Evans is not alone in her frustration. A group of Los Angeles-based producers and playwrights named the Kilroys are equally vexed by the persistent and systemic underrepresentation of female and trans playwrights in American theater.
Comprised of Zakiyyah Alexander, Bekah Brunstetter, Sheila Callaghan, Carla Ching, Annah Feinberg, Sarah Gubbins, Laura Jacqmin, Joy Meads, Kelly Miller, Meg Miroshnik, Daria Polatin, Tanya Saracho and Marisa Wegrzyn, the self-professed “gang” of women are “done talking about gender parity and are taking action.” They’ve opted to funnel their distaste with their industry into an annual project — subtly titled “The List” — that brings together the names of female and trans playwrights who’ve written plays in the past year.

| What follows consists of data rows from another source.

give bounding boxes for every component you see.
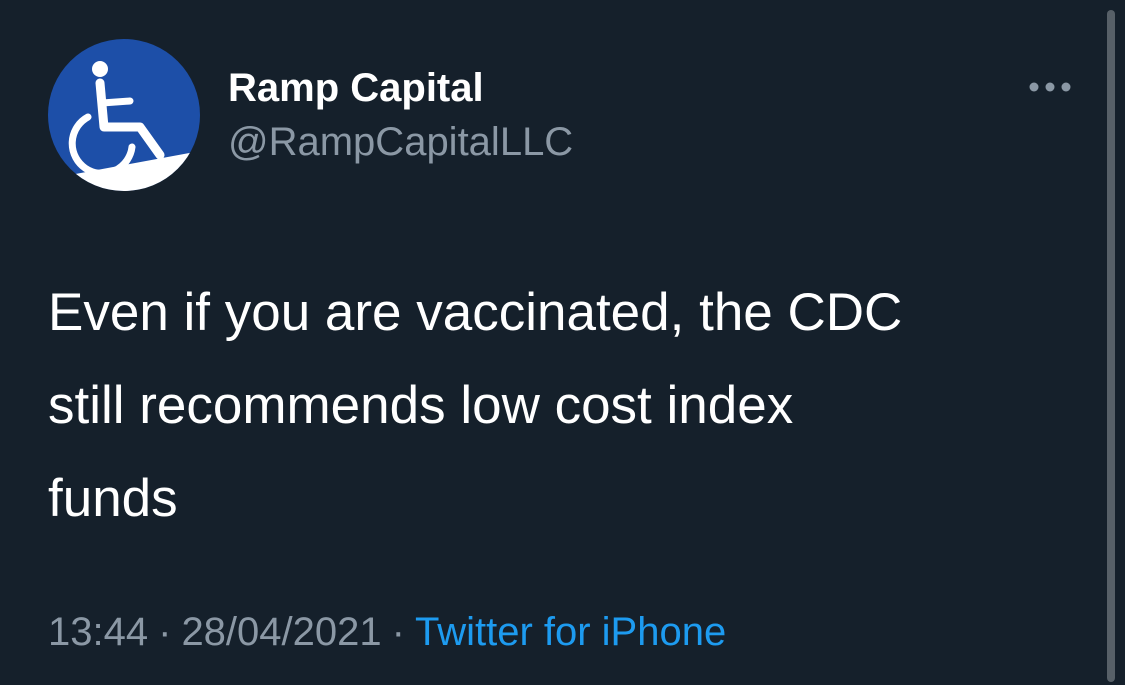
meta-separator: · [391,610,405,654]
more-options-button[interactable] [1022,72,1078,102]
more-dots-icon [1029,82,1071,92]
tweet-text-line: funds [48,469,178,528]
wheelchair-ramp-icon [68,61,200,191]
meta-separator: · [158,610,172,654]
tweet-meta: 13:44 · 28/04/2021 · Twitter for iPhone [48,608,726,656]
tweet-text-line: still recommends low cost index [48,376,794,435]
avatar[interactable] [48,39,200,191]
tweet-date[interactable]: 28/04/2021 [181,610,381,654]
tweet-card: Ramp Capital @RampCapitalLLC Even if you… [0,0,1125,685]
user-handle[interactable]: @RampCapitalLLC [228,118,573,166]
tweet-time[interactable]: 13:44 [48,610,148,654]
tweet-source-link[interactable]: Twitter for iPhone [415,610,726,654]
scrollbar[interactable] [1107,10,1115,682]
display-name[interactable]: Ramp Capital [228,64,484,112]
tweet-text: Even if you are vaccinated, the CDC stil… [48,266,1078,545]
tweet-text-line: Even if you are vaccinated, the CDC [48,283,903,342]
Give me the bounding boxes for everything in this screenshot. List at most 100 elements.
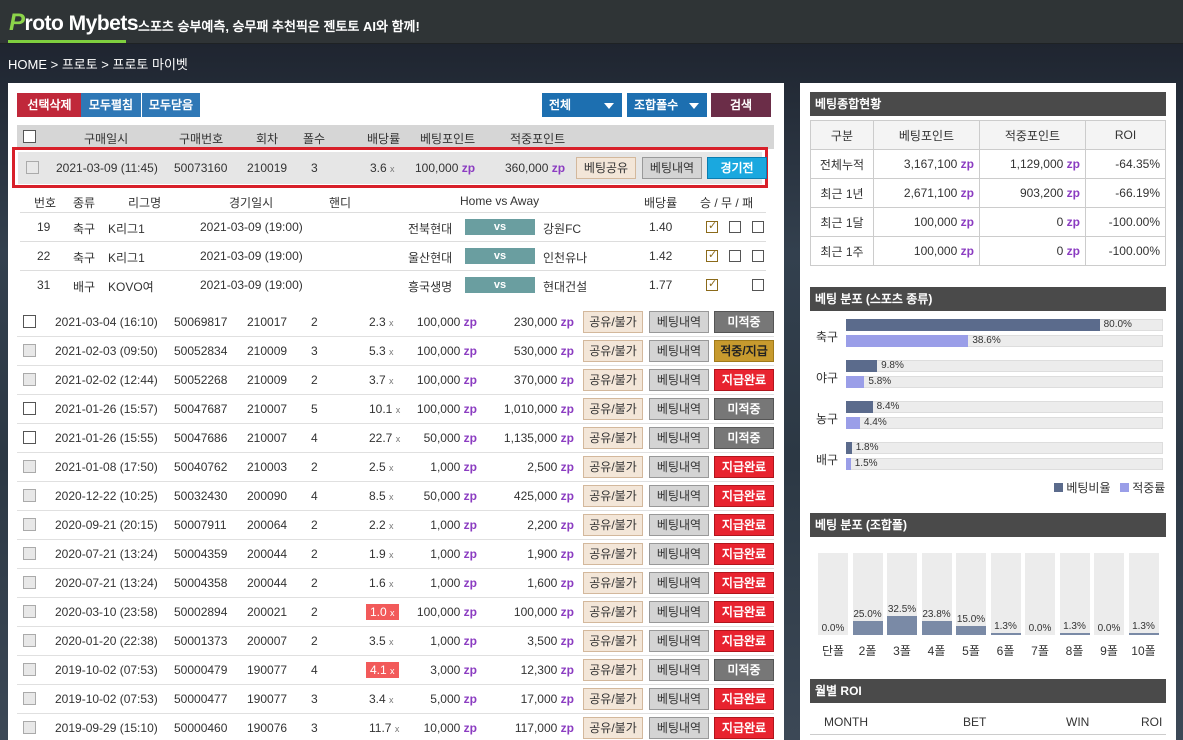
odds-x: x	[389, 579, 394, 589]
bet-history-button[interactable]: 베팅내역	[649, 543, 709, 565]
status-badge[interactable]: 지급완료	[714, 630, 774, 652]
row-checkbox[interactable]	[23, 460, 36, 473]
table-row[interactable]: 2020-07-21 (13:24) 50004359 200044 2 1.9…	[17, 540, 774, 569]
status-badge[interactable]: 지급완료	[714, 717, 774, 739]
table-row[interactable]: 2021-01-26 (15:57) 50047687 210007 5 10.…	[17, 395, 774, 424]
collapse-all-button[interactable]: 모두닫음	[142, 93, 200, 117]
share-unavailable-button[interactable]: 공유/불가	[583, 572, 643, 594]
table-row[interactable]: 2021-02-02 (12:44) 50052268 210009 2 3.7…	[17, 366, 774, 395]
share-unavailable-button[interactable]: 공유/불가	[583, 659, 643, 681]
row-checkbox[interactable]	[23, 402, 36, 415]
bet-history-button[interactable]: 베팅내역	[649, 572, 709, 594]
hit-points: 1,900 zp	[527, 547, 574, 561]
row-checkbox[interactable]	[23, 721, 36, 734]
status-badge[interactable]: 지급완료	[714, 601, 774, 623]
share-unavailable-button[interactable]: 공유/불가	[583, 601, 643, 623]
status-badge[interactable]: 지급완료	[714, 369, 774, 391]
status-badge[interactable]: 적중/지급	[714, 340, 774, 362]
table-row[interactable]: 2020-01-20 (22:38) 50001373 200007 2 3.5…	[17, 627, 774, 656]
status-badge[interactable]: 미적중	[714, 427, 774, 449]
share-unavailable-button[interactable]: 공유/불가	[583, 630, 643, 652]
share-unavailable-button[interactable]: 공유/불가	[583, 543, 643, 565]
status-badge[interactable]: 지급완료	[714, 543, 774, 565]
row-checkbox[interactable]	[26, 161, 39, 174]
table-row[interactable]: 2021-02-03 (09:50) 50052834 210009 3 5.3…	[17, 337, 774, 366]
table-row[interactable]: 2019-10-02 (07:53) 50000477 190077 3 3.4…	[17, 685, 774, 714]
bet-history-button[interactable]: 베팅내역	[649, 311, 709, 333]
bet-history-button[interactable]: 베팅내역	[649, 514, 709, 536]
bet-history-button[interactable]: 베팅내역	[649, 369, 709, 391]
bet-history-button[interactable]: 베팅내역	[649, 485, 709, 507]
selected-bet-row[interactable]: 2021-03-09 (11:45) 50073160 210019 3 3.6…	[18, 152, 767, 184]
filter-combo-dropdown[interactable]: 조합폴수	[627, 93, 707, 117]
row-checkbox[interactable]	[23, 315, 36, 328]
table-row[interactable]: 2020-12-22 (10:25) 50032430 200090 4 8.5…	[17, 482, 774, 511]
table-row[interactable]: 2019-10-02 (07:53) 50000479 190077 4 4.1…	[17, 656, 774, 685]
row-checkbox[interactable]	[23, 547, 36, 560]
status-badge[interactable]: 경기전	[707, 157, 767, 179]
table-row[interactable]: 2021-01-26 (15:55) 50047686 210007 4 22.…	[17, 424, 774, 453]
share-unavailable-button[interactable]: 공유/불가	[583, 485, 643, 507]
summary-row: 전체누적 3,167,100 zp 1,129,000 zp -64.35%	[810, 149, 1166, 179]
search-button[interactable]: 검색	[711, 93, 771, 117]
status-badge[interactable]: 미적중	[714, 398, 774, 420]
row-checkbox[interactable]	[23, 431, 36, 444]
row-checkbox[interactable]	[23, 634, 36, 647]
table-row[interactable]: 2020-03-10 (23:58) 50002894 200021 2 1.0…	[17, 598, 774, 627]
table-row[interactable]: 2021-01-08 (17:50) 50040762 210003 2 2.5…	[17, 453, 774, 482]
status-badge[interactable]: 지급완료	[714, 514, 774, 536]
bet-history-button[interactable]: 베팅내역	[649, 659, 709, 681]
share-unavailable-button[interactable]: 공유/불가	[583, 369, 643, 391]
row-checkbox[interactable]	[23, 692, 36, 705]
bet-history-button[interactable]: 베팅내역	[649, 340, 709, 362]
row-checkbox[interactable]	[23, 518, 36, 531]
share-unavailable-button[interactable]: 공유/불가	[583, 514, 643, 536]
table-row[interactable]: 2019-09-29 (15:10) 50000460 190076 3 11.…	[17, 714, 774, 740]
filter-all-dropdown[interactable]: 전체	[542, 93, 622, 117]
row-checkbox[interactable]	[23, 576, 36, 589]
status-badge[interactable]: 미적중	[714, 311, 774, 333]
bet-history-button[interactable]: 베팅내역	[649, 427, 709, 449]
table-row[interactable]: 2021-03-04 (16:10) 50069817 210017 2 2.3…	[17, 308, 774, 337]
bet-value: 100,000	[416, 315, 461, 329]
expand-all-button[interactable]: 모두펼침	[81, 93, 141, 117]
bet-history-button[interactable]: 베팅내역	[642, 157, 702, 179]
site-logo[interactable]: Proto Mybets	[9, 9, 139, 37]
table-row[interactable]: 2020-07-21 (13:24) 50004358 200044 2 1.6…	[17, 569, 774, 598]
select-all-checkbox[interactable]	[23, 130, 36, 143]
row-checkbox[interactable]	[23, 344, 36, 357]
status-badge[interactable]: 지급완료	[714, 485, 774, 507]
row-checkbox[interactable]	[23, 373, 36, 386]
share-unavailable-button[interactable]: 공유/불가	[583, 717, 643, 739]
status-badge[interactable]: 지급완료	[714, 688, 774, 710]
status-badge[interactable]: 지급완료	[714, 572, 774, 594]
row-checkbox[interactable]	[23, 605, 36, 618]
bet-history-button[interactable]: 베팅내역	[649, 717, 709, 739]
share-unavailable-button[interactable]: 공유/불가	[583, 427, 643, 449]
bet-date: 2021-01-08 (17:50)	[55, 460, 158, 474]
bet-history-button[interactable]: 베팅내역	[649, 688, 709, 710]
odds-highlight: 4.1 x	[366, 662, 399, 678]
bet-history-button[interactable]: 베팅내역	[649, 630, 709, 652]
status-badge[interactable]: 지급완료	[714, 456, 774, 478]
row-checkbox[interactable]	[23, 489, 36, 502]
status-badge[interactable]: 미적중	[714, 659, 774, 681]
monthly-col-win: WIN	[1066, 715, 1090, 729]
bet-history-button[interactable]: 베팅내역	[649, 601, 709, 623]
share-unavailable-button[interactable]: 공유/불가	[583, 688, 643, 710]
zp-unit: zp	[560, 663, 574, 677]
share-unavailable-button[interactable]: 공유/불가	[583, 456, 643, 478]
bar-value-label: 38.6%	[972, 335, 1001, 346]
table-row[interactable]: 2020-09-21 (20:15) 50007911 200064 2 2.2…	[17, 511, 774, 540]
share-unavailable-button[interactable]: 공유/불가	[583, 398, 643, 420]
share-unavailable-button[interactable]: 공유/불가	[583, 311, 643, 333]
row-checkbox[interactable]	[23, 663, 36, 676]
game-league: KOVO여	[108, 280, 154, 294]
bet-odds: 22.7 x	[369, 431, 400, 445]
bet-history-button[interactable]: 베팅내역	[649, 456, 709, 478]
bet-history-button[interactable]: 베팅내역	[649, 398, 709, 420]
game-league: K리그1	[108, 251, 145, 265]
delete-selected-button[interactable]: 선택삭제	[17, 93, 82, 117]
share-bet-button[interactable]: 베팅공유	[576, 157, 636, 179]
share-unavailable-button[interactable]: 공유/불가	[583, 340, 643, 362]
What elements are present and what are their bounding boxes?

To do so, the Kilroys survey artistic directors, literary managers, professors, producers, directors and dramaturgs who nominate individual plays they’ve seen — specifically works written by female or trans authors that have yet to be produced. This year, the group narrowed down a field of 755 suggested plays to 53. The 2015 list is meant primarily as a tool for those contemporary producers who claim they want to showcase underrepresented writers, but believe female playwrights are hard to find.
“We created The List, because time and time again we heard that artistic directors would love to produce female playwrights, but were having trouble locating good plays,” Zakiyyah Alexander explained to The Huffington Post. “Ultimately, we know it’s possible to program an exciting season of theater that reflects the landscape we live in, which is more than just a landscape of men.”
Gender parity statistics in the United States theater scene are less than ideal. “Really, theatres? Really?” Evans goes on to address in her essay, noting that while 51 percent of the American population is female, only around 24 percent of all plays produced across the country in the 2014-2015 season were written by a woman, living or dead. “Really?”
It’s not much better in the U.K. “A decade ago, 30 percent of new plays produced in UK theatres were written by women. In 2013 it was 31 percent,” Lyn Gardner wrote in the Guardian.
The Kilroys’ Alexander believes the biggest obstacle women playwrights face today is getting into the canon: “Many great female writers have been left out over the years, not due to talent, but simply that they were never produced as much as their male peers. This is a disservice, not only to them, but for all of American theater.”
“With the creation of, The List, we also call for American theater to up its game, and do the work necessary for gender equality on the stage,” she added.
The Kilroys, founded in 2013, named themselves after the subversive graffiti tag “Kilroy Was Here,” famously plastered by WWII soldiers in Europe as a way of quietly leaving their mark. The group published its first list last year and have since seen results in both visibility of the women writers they highlighted and increases in script requests. “We’ve already heard of playwrights on this year’s list having a significant amount of queries,” Alexander noted. “Exposure is crucial in this career, and we hope The List allows for a push for the listed writers.”
She added that seasons often take more than one year to plan, so gathering accurate numbers of the number of Kilroy-certified plays that end up being produced is difficult. “We will continue to mark the number of performances, so that we begin to have a better since of how The List is being used,” Alexander said.
For those interested in taking part in the Kilroys’ survey, the group makes contact with nominators in two ways. First, they compile a list of all the theater practitioners they know or know of, dividing up the country in search of possible nominators that might be interested in participating. The catch is, each nominator needs to have seen 40 plays that year. The second wave of nominators comes from theater practitioners themselves, as the group hosts an open invitation on their website, allowing interested parties to nominate themselves or someone else.
“Our goal this year was to diversify the nominators in all ways,” Alexander said, “and we will continue to work on this in the future.”
Kilroy’s website contains a detailed list of the 53 most recommended new plays by female and trans authors, including “The Tiger Among Us,” by Lauren Yee; “Feathers and Teeth,” by Charise Castro Smith; and “Soldier X,” by Rehana Lew Mirza. HuffPost’s previous coverage can be used to compare the results with this year’s Tony Award winners.